Only two blocks from the salon where I was to meet Cher was the comic book store that Micah had mentioned to me. I swung into a parking spot in front of an L-shaped strip mall that also housed a beauty supply store, a video store, and the most familiar sign of modern-day suburbia—Starbucks. As I stepped from Olivia’s TT, I sniffed lightly at the wind. I’d had the nagging feeling of being watched ever since leaving the apartment, but I hadn’t scented or seen anything peculiar. The cars closest to mine belonged to patrons of a sandwich shop three doors down, so I dismissed the feeling as nothing more than nerves and headed for the entrance of Master Comics.
“Oh yeah,” I muttered, looking at a life-sized Aqua-Man painted on the shop’s windows, “this looks like exactly where the answers to the world’s paranormal mysteries are kept.” I walked in anyway.

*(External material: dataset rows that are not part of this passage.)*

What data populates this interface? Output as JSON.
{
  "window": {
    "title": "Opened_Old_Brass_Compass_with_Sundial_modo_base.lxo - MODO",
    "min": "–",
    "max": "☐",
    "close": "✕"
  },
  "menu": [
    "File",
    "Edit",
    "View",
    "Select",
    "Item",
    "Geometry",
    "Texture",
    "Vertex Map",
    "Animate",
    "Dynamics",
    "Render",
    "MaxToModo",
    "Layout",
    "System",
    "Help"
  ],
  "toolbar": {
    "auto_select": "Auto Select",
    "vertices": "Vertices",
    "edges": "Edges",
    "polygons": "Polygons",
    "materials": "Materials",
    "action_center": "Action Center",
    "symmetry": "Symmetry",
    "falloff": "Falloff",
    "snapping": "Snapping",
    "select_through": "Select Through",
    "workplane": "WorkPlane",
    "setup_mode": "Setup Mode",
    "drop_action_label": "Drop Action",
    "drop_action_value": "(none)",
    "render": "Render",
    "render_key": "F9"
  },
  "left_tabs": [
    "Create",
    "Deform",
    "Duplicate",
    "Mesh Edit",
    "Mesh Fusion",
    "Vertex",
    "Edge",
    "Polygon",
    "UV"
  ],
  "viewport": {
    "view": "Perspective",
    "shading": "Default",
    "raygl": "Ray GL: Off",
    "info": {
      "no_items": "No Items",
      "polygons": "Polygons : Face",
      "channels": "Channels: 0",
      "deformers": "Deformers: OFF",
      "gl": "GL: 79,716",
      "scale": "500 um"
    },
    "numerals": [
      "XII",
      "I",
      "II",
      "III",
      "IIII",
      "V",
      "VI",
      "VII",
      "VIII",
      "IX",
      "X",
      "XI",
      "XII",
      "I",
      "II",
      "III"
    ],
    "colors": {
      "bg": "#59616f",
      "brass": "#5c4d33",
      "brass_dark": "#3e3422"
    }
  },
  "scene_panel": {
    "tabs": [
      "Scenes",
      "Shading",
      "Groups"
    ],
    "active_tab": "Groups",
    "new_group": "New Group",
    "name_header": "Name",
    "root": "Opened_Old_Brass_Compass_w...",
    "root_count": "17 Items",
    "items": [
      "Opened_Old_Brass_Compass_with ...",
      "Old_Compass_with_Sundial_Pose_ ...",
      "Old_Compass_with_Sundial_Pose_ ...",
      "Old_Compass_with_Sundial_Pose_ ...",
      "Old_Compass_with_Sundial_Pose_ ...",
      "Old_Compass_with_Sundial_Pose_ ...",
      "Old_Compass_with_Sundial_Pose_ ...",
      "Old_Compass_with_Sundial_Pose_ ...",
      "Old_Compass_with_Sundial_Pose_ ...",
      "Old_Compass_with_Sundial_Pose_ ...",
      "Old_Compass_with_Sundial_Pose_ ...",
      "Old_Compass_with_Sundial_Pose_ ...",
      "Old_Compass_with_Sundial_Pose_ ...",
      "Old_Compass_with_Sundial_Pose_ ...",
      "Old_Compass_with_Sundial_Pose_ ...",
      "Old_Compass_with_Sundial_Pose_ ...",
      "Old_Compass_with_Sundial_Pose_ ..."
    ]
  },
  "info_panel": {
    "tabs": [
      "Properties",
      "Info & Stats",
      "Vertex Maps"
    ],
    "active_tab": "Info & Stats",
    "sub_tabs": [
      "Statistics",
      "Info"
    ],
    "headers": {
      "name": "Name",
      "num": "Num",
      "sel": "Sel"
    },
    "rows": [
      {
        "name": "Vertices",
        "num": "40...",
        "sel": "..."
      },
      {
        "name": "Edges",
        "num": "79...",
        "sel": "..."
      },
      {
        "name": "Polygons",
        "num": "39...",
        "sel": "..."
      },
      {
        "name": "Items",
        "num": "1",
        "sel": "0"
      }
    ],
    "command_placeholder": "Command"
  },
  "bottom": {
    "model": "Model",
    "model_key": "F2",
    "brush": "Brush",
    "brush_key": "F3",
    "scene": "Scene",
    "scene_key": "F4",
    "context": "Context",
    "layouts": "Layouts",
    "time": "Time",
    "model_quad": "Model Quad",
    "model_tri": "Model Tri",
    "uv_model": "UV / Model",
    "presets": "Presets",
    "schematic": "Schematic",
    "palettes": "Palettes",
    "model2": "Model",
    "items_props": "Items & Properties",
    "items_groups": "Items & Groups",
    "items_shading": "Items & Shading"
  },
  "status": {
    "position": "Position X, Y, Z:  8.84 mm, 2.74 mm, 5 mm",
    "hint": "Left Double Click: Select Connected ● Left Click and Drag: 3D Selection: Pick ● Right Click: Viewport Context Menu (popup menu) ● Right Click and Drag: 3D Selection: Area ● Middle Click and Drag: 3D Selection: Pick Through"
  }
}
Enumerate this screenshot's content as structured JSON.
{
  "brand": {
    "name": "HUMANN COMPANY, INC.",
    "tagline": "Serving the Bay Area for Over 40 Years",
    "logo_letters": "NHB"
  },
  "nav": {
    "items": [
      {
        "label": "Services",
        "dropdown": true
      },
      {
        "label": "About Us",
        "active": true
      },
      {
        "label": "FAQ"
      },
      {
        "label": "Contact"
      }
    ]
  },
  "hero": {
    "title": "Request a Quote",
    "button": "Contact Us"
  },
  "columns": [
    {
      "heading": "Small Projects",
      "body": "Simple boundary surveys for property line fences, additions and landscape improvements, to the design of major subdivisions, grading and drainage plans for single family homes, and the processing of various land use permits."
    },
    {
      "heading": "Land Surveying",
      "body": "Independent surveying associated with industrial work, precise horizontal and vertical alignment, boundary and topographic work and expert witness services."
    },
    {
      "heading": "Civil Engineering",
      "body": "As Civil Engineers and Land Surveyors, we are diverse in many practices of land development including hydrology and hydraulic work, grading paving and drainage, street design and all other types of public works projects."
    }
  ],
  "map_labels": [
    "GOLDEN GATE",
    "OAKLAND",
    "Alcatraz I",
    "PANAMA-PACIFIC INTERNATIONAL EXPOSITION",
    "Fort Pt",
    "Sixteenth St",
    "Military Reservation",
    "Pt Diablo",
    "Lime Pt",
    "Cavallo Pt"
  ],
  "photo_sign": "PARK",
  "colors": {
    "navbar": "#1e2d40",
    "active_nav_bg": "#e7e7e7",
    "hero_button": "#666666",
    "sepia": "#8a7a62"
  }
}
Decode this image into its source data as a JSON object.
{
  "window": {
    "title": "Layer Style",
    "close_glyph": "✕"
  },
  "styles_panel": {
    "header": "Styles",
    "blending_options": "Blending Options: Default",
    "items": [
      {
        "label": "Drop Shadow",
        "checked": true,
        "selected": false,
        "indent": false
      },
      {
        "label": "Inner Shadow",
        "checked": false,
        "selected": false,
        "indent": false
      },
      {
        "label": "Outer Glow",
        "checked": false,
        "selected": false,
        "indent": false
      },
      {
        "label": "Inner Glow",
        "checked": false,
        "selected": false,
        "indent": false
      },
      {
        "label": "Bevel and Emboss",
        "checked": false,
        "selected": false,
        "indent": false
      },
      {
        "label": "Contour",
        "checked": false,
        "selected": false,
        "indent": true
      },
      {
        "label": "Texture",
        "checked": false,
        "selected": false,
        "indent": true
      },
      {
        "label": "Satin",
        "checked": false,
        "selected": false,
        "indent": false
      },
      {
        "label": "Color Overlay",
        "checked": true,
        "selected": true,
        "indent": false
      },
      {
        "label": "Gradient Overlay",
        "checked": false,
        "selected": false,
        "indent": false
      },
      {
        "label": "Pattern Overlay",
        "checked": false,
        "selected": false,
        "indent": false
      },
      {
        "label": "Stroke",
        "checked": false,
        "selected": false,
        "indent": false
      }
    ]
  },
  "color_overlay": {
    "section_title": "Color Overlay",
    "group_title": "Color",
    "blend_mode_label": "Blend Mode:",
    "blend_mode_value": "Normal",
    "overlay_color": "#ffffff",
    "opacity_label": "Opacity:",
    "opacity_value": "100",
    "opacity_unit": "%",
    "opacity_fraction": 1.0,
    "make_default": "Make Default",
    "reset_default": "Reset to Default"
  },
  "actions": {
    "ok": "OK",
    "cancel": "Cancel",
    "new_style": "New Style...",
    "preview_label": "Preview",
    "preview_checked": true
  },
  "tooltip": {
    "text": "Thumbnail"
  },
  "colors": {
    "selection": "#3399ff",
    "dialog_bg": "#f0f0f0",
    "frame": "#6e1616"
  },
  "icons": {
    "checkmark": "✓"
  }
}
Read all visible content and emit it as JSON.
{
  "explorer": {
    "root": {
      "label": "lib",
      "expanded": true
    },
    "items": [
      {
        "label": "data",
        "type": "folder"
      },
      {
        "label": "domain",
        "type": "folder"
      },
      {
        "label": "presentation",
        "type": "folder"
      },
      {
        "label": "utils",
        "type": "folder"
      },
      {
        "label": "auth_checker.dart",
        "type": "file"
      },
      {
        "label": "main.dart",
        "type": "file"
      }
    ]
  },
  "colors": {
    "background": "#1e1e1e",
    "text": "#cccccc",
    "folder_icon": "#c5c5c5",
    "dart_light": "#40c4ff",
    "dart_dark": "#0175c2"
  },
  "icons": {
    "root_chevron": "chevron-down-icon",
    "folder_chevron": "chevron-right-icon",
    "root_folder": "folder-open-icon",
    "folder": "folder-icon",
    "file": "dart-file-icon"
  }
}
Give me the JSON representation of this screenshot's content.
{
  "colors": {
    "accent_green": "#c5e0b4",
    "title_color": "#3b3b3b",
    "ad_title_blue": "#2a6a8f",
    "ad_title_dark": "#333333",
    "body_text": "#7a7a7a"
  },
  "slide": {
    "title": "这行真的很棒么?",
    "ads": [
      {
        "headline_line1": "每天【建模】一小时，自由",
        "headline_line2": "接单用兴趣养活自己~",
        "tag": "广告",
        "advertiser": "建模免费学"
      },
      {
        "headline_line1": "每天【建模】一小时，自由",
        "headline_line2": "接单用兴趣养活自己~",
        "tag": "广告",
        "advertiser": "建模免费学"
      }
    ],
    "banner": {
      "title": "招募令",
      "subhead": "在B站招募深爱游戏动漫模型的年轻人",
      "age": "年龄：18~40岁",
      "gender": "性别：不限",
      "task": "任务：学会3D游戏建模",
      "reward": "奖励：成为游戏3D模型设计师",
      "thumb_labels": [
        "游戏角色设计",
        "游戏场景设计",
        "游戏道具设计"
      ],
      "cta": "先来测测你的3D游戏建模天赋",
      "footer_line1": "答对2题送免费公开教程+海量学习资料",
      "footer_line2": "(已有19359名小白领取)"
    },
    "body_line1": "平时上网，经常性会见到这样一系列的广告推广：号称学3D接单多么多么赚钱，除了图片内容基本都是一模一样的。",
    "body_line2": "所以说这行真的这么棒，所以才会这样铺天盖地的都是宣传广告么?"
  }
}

A jangle of cowbells announced my arrival. I briefly surveyed the place—noting the comics and animé were shelved alphabetically, and the most valuable editions were secured behind glass cases—then noticed the hanging silence. I looked down at my leather minidress and the skintight knee-high boots—which, I’d been horrified to discover, cost more than a payment on my Jag—and grimaced. It’d seemed a conservative enough outfit that morning, but I realized now it was somewhat inappropriate for visiting an establishment frequented by teenage boys.
I compared myself briefly with one of the buxom beauties on the cover of a nearby comic and found I held up nicely. This would explain why the looks I was getting from the half-dozen other patrons were less lascivious than hopeful. Too bad I didn’t have a gold lasso in my pocketbook.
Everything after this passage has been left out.